O câncer de fígado é o sexto tipo de câncer mais comum e a terceira causa de morte relacionada ao câncer em todo o mundo. Em particular, um subtipo de câncer de fígado, o chamado carcinoma hepatocelular, é responsável por cerca de 80% de todos os casos de câncer de fígado. Dada a carga global crescente de doenças devido ao carcinoma hepatocelular, uma comissão de especialistas de diversas disciplinas – da medicina clínica à saúde pública – foi estabelecida para abordar este problema.
Em um relatório abrangente, publicado online em The Lancet em 28 de julho de 2025, os membros desta comissão, liderada pelo Professor Masatoshi Kudo da Universidade Kindai, bem como pelos Professores Jian Zhou e Jia Fan da Universidade Fudan na China, apresentaram suas descobertas e enfatizaram a necessidade de combater a carga de doenças do carcinoma hepatocelular. O conteúdo deste relatório incluiu um processo sistemático que consistiu em brainstorming, pesquisa de literatura, análise de evidências, síntese de novos dados, modelagem e análises de estudos de caso para fornecer exemplos práticos.
Inicialmente, os autores deste relatório realizaram análises para prever o desenvolvimento de casos de carcinoma hepatocelular até o ano de 2050. Especificamente, eles formularam metas concretas para a redução global da carga de doenças causada pelo carcinoma hepatocelular. Uma dessas metas, de acordo com o relatório, é a necessidade de uma redução anual de pelo menos 2% na incidência de câncer de fígado ajustada por idade para combater a crescente carga de doenças. É positivo notar que existem vários fatores de risco modificáveis para o câncer de fígado, incluindo hepatite B e C, bem como o consumo de álcool. "De acordo com estimativas conservadoras, pelo menos 60% dos casos de câncer de fígado são evitáveis através do controle desses fatores de risco", afirma o Prof. Kudo.
Com base nessas previsões e metas para 2050, os autores apresentaram dez recomendações baseadas em evidências para combater o carcinoma hepatocelular. Estas são divididas nas seguintes áreas temáticas: prevenção de doenças, detecção precoce e tratamento. Além disso, eles enfatizaram a necessidade de eliminar as desigualdades existentes no acesso a esses três aspectos dos cuidados de saúde. Isso também é abordado nas dez recomendações.
A hepatite viral é um fator de risco conhecido para o câncer de fígado. A comissão recomendou inicialmente intensificar a prevenção, o rastreio e o tratamento da hepatite viral.

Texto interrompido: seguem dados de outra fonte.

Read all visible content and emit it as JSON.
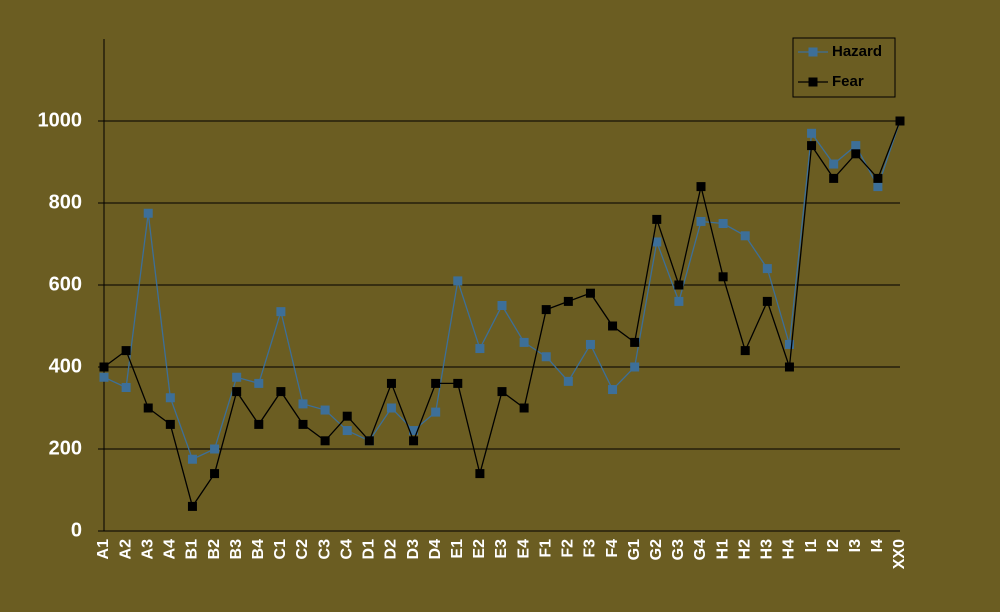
{
  "chart_data": {
    "type": "line",
    "categories": [
      "A1",
      "A2",
      "A3",
      "A4",
      "B1",
      "B2",
      "B3",
      "B4",
      "C1",
      "C2",
      "C3",
      "C4",
      "D1",
      "D2",
      "D3",
      "D4",
      "E1",
      "E2",
      "E3",
      "E4",
      "F1",
      "F2",
      "F3",
      "F4",
      "G1",
      "G2",
      "G3",
      "G4",
      "H1",
      "H2",
      "H3",
      "H4",
      "I1",
      "I2",
      "I3",
      "I4",
      "XX0"
    ],
    "series": [
      {
        "name": "Hazard",
        "color": "#3d6f98",
        "values": [
          375,
          350,
          775,
          325,
          175,
          200,
          375,
          360,
          535,
          310,
          295,
          245,
          220,
          300,
          245,
          290,
          610,
          445,
          550,
          460,
          425,
          365,
          455,
          345,
          400,
          705,
          560,
          755,
          750,
          720,
          640,
          455,
          970,
          895,
          940,
          840,
          1000
        ]
      },
      {
        "name": "Fear",
        "color": "#000000",
        "values": [
          400,
          440,
          300,
          260,
          60,
          140,
          340,
          260,
          340,
          260,
          220,
          280,
          220,
          360,
          220,
          360,
          360,
          140,
          340,
          300,
          540,
          560,
          580,
          500,
          460,
          760,
          600,
          840,
          620,
          440,
          560,
          400,
          940,
          860,
          920,
          860,
          1000
        ]
      }
    ],
    "ylim": [
      0,
      1200
    ],
    "yticks": [
      0,
      200,
      400,
      600,
      800,
      1000
    ],
    "grid": true,
    "legend": "top-right"
  }
}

Outras recomendações para a prevenção adicional do câncer de fígado concentraram-se na redução do consumo de álcool por meio de medidas governamentais, no controle de fatores de risco ambientais (como água contaminada) e no desenvolvimento de estratégias para combater doenças relacionadas, como a MASLD (esteato-hepatite associada à disfunção metabólica) e a MASH (esteato-hepatite associada à disfunção metabólica). Além disso, foi dada grande ênfase ao aumento da conscientização sobre a saúde do fígado em toda a população.
O comitê também recomendou a melhoria das estratégias de vigilância para a detecção precoce do câncer de fígado, especialmente em grupos de alto risco. Em relação ao tratamento, devem ser feitos esforços para melhorar as taxas de sobrevivência de pacientes com carcinoma hepatocelular, levando em consideração as disparidades entre Leste e Oeste no tratamento clínico. Finalmente, novos modelos de saúde são necessários para melhorar o acesso ao tratamento, mesmo em países de baixa e média renda.